Today In Salisbury’s History: Saturday, Dec. 27, 1997

Saturday, Dec. 27, 1997 —

  • Twelve members of Beth Israel Synagogue volunteered on Christmas Eve and Christmas Day in the Food Service Department at Peninsula General Medical Center so that several Christian employees could be home for the holiday. This is the third year that synagogue members have worked overnight at the hospital. Rabbi Herbert Silberman said he chose the hospital because there is always a need there and it never closes.
  • A large percentage of Salisbury-area residents are experiencing cold and flu symptoms, according to county health officials and local pharmacists. One type of illness is causing sudden nausea and diarrhea, according to Jeff Sheer of Apple Drugs. A second common illness is sore throats, coughing spells and upper respiratory woes, said Brenda Williams of the Wicomico Health Department.
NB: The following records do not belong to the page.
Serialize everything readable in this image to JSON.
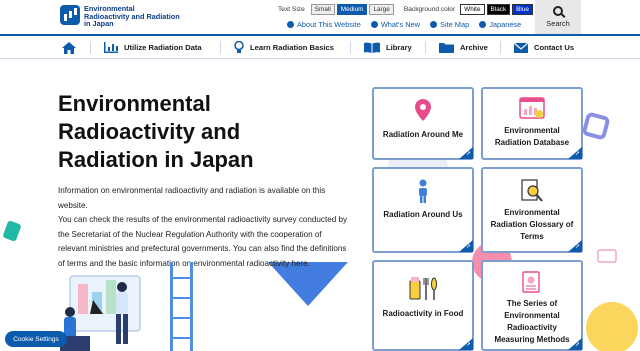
{
  "header": {
    "logo_line1": "Environmental",
    "logo_line2": "Radioactivity and Radiation",
    "logo_line3": "in Japan",
    "text_size_label": "Text Size",
    "sizes": [
      "Small",
      "Medium",
      "Large"
    ],
    "active_size": "Medium",
    "bg_color_label": "Background color",
    "bg_options": [
      "White",
      "Black",
      "Blue"
    ],
    "links": [
      "About This Website",
      "What's New",
      "Site Map",
      "Japanese"
    ],
    "search_label": "Search"
  },
  "nav": {
    "items": [
      "Utilize Radiation Data",
      "Learn Radiation Basics",
      "Library",
      "Archive",
      "Contact Us"
    ]
  },
  "hero": {
    "title_line1": "Environmental",
    "title_line2": "Radioactivity and",
    "title_line3": "Radiation in Japan",
    "desc_p1": "Information on environmental radioactivity and radiation is available on this website.",
    "desc_p2": "You can check the results of the environmental radioactivity survey conducted by the Secretariat of the Nuclear Regulation Authority with the cooperation of relevant ministries and prefectural governments. You can also find the definitions of terms and the basic information on environmental radioactivity here."
  },
  "cards": [
    {
      "title": "Radiation Around Me",
      "icon": "location-pin-icon"
    },
    {
      "title": "Environmental Radiation Database",
      "icon": "database-chart-icon"
    },
    {
      "title": "Radiation Around Us",
      "icon": "person-icon"
    },
    {
      "title": "Environmental Radiation Glossary of Terms",
      "icon": "glossary-search-icon"
    },
    {
      "title": "Radioactivity in Food",
      "icon": "food-icon"
    },
    {
      "title": "The Series of Environmental Radioactivity Measuring Methods",
      "icon": "document-icon"
    }
  ],
  "cookie": {
    "label": "Cookie Settings"
  },
  "colors": {
    "brand": "#0d5bab",
    "card_border": "#7d9ed1"
  }
}
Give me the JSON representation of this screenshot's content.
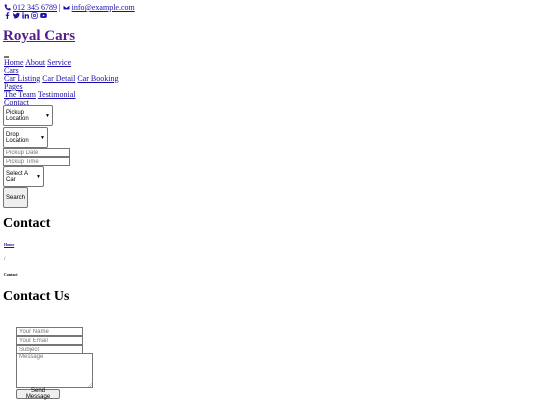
{
  "topbar": {
    "phone": "012 345 6789",
    "separator": "|",
    "email": "info@example.com",
    "social_icons": [
      "facebook-icon",
      "twitter-icon",
      "linkedin-icon",
      "instagram-icon",
      "youtube-icon"
    ]
  },
  "brand": {
    "name": "Royal Cars"
  },
  "nav": {
    "home": "Home",
    "about": "About",
    "service": "Service",
    "cars": "Cars",
    "car_listing": "Car Listing",
    "car_detail": "Car Detail",
    "car_booking": "Car Booking",
    "pages": "Pages",
    "the_team": "The Team",
    "testimonial": "Testimonial",
    "contact": "Contact"
  },
  "search": {
    "pickup_location": "Pickup Location",
    "drop_location": "Drop Location",
    "pickup_date_placeholder": "Pickup Date",
    "pickup_time_placeholder": "Pickup Time",
    "select_car": "Select A Car",
    "button": "Search"
  },
  "page_header": {
    "title": "Contact",
    "breadcrumb_home": "Home",
    "breadcrumb_separator": "/",
    "breadcrumb_current": "Contact"
  },
  "contact": {
    "title": "Contact Us",
    "name_placeholder": "Your Name",
    "email_placeholder": "Your Email",
    "subject_placeholder": "Subject",
    "message_placeholder": "Message",
    "send_button": "Send Message"
  },
  "colors": {
    "link": "#1a0dab",
    "visited_link": "#551a8b"
  }
}
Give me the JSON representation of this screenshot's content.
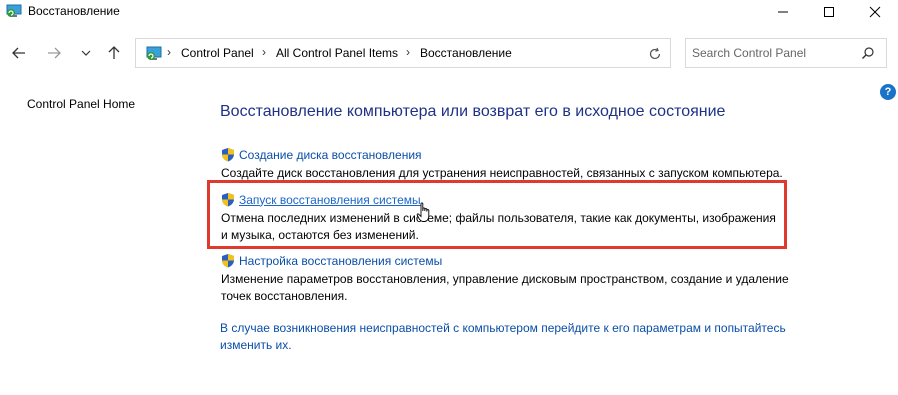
{
  "window": {
    "title": "Восстановление"
  },
  "title_controls": {
    "minimize_icon": "minimize-icon",
    "maximize_icon": "maximize-icon",
    "close_icon": "close-icon"
  },
  "nav": {
    "back_icon": "back-arrow-icon",
    "forward_icon": "forward-arrow-icon",
    "recent_icon": "chevron-down-icon",
    "up_icon": "up-arrow-icon"
  },
  "address": {
    "breadcrumbs": [
      "Control Panel",
      "All Control Panel Items",
      "Восстановление"
    ],
    "separator": "›"
  },
  "search": {
    "placeholder": "Search Control Panel"
  },
  "sidebar": {
    "home_link": "Control Panel Home"
  },
  "help": {
    "label": "?"
  },
  "main": {
    "title": "Восстановление компьютера или возврат его в исходное состояние",
    "tasks": [
      {
        "link": "Создание диска восстановления",
        "description": "Создайте диск восстановления для устранения неисправностей, связанных с запуском компьютера."
      },
      {
        "link": "Запуск восстановления системы",
        "description": "Отмена последних изменений в системе; файлы пользователя, такие как документы, изображения и музыка, остаются без изменений."
      },
      {
        "link": "Настройка восстановления системы",
        "description": "Изменение параметров восстановления, управление дисковым пространством, создание и удаление точек восстановления."
      }
    ],
    "bottom_link": "В случае возникновения неисправностей с компьютером перейдите к его параметрам и попытайтесь изменить их."
  },
  "colors": {
    "link": "#0a4ea8",
    "title": "#1e3287",
    "highlight": "#e03a2f"
  }
}
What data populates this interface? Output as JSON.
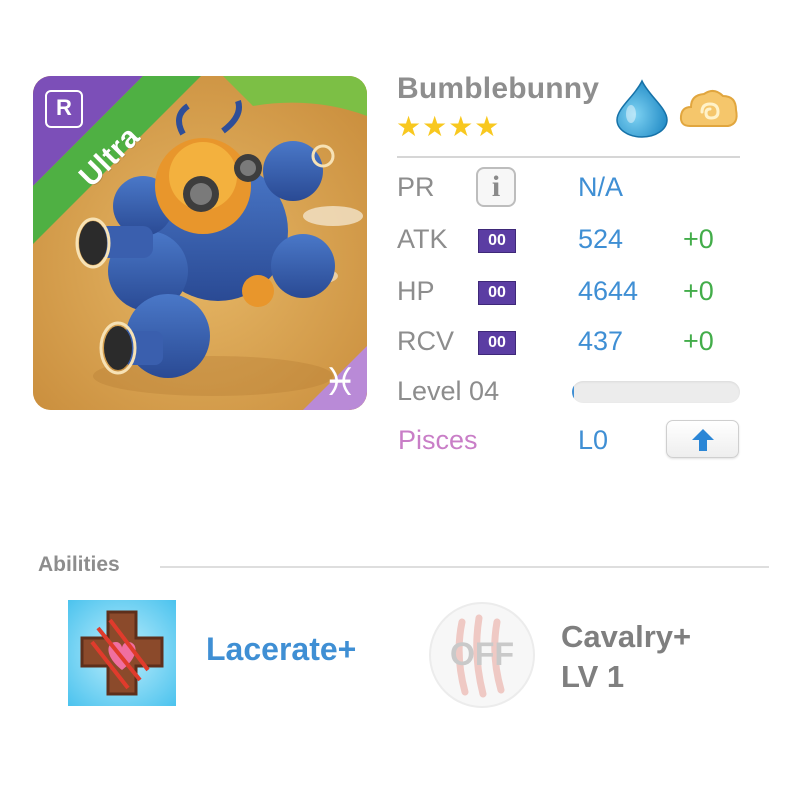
{
  "unit": {
    "name": "Bumblebunny",
    "stars": "★★★★",
    "rarity": "Ultra",
    "rank_letter": "R",
    "zodiac_glyph": "♓",
    "element_icon": "water-drop-icon",
    "type_icon": "cloud-swirl-icon"
  },
  "stats": {
    "pr": {
      "label": "PR",
      "value": "N/A"
    },
    "atk": {
      "label": "ATK",
      "plus": "00",
      "value": "524",
      "bonus": "+0"
    },
    "hp": {
      "label": "HP",
      "plus": "00",
      "value": "4644",
      "bonus": "+0"
    },
    "rcv": {
      "label": "RCV",
      "plus": "00",
      "value": "437",
      "bonus": "+0"
    }
  },
  "level": {
    "label": "Level 04",
    "xp_progress": 0.01
  },
  "zodiac": {
    "name": "Pisces",
    "level": "L0"
  },
  "abilities": {
    "title": "Abilities",
    "active": {
      "name": "Lacerate+"
    },
    "passive": {
      "status": "OFF",
      "name_line1": "Cavalry+",
      "name_line2": "LV 1"
    }
  },
  "colors": {
    "ultra_green": "#4fb043",
    "rank_purple": "#7c4fb8",
    "value_blue": "#3f8fd4",
    "bonus_green": "#43ad4a",
    "zodiac_pink": "#c97ec7",
    "plus_badge": "#5b3da3"
  }
}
  • While Christmas shopping numbers were reported as disappointing nationwide, the opposite was true in Salisbury. The Centre at Salisbury has been packed with shoppers each day for the past two weeks. Boscov’s reported record sales, especially among big-ticket items such as jewelry. Frank Gerardi of Johnny Janosik in Laurel said this December will go down as the biggest month in the furniture store’s history.
  • Hundreds of people crowded into the Chipman Historical Center on Broad Street to officially celebrate Kwanzaa. The seven-day observance runs through Jan. 1 and primarily celebrates the rich cultural roots of African-Americans. Organizer Rachel Polk said this year’s celebration — the fourth — was the most successful.
  • The National Transportation Safety Board has ruled that the engine of a private airplane that crashed earlier this month in Pittsville had no mechanical problems and was running properly all the way until impact. Pilot Richard Farrell White, 37, and passengers Melvin Collins, 43, and Everett Collins, 42, all died when the Piper Cherokee 6 crashed in dense woods off Sixty Foot Road.
  • The Salisbury City Council said it will support an effort to create a public access channel that will broadcast council meetings and allow members of the public to produce their own TV programs. The channel would operate a studio at Salisbury State University. Fred Marino, who would manage the operation, said $40,000 is needed to get things started. He said he would be asking the Wicomico County Council to contribute, as well as the city and private donors.
  • City officials said the municipal sewer plant is discharging too much silver into the Wicomico River and businesses producing the silver runoff will have to purchase new filtration systems. Dentists and doctors offices that produce and develop x-rays and photographs are the biggest culprits, sewer officials said.
  • Benny Riddick of the Salvation Army Boys Club is making a slow recovery from a freak fall last month that broke three vertebrae and paralyzed his upper body. Riddick, 56, has been spending full-time hours undergoing rehabilitation at HealthSouth and is also suffering from a swollen spinal cord.
  • Salisbury’s two huge New Years welcoming events are expected to draw thousands of people. The New Year Eastern Shore, a family oriented nonalcoholic event, will take place on the Downtown Plaza. Meanwhile, Bright Lights, Big City will be held at the Wicomico Youth & Civic Center.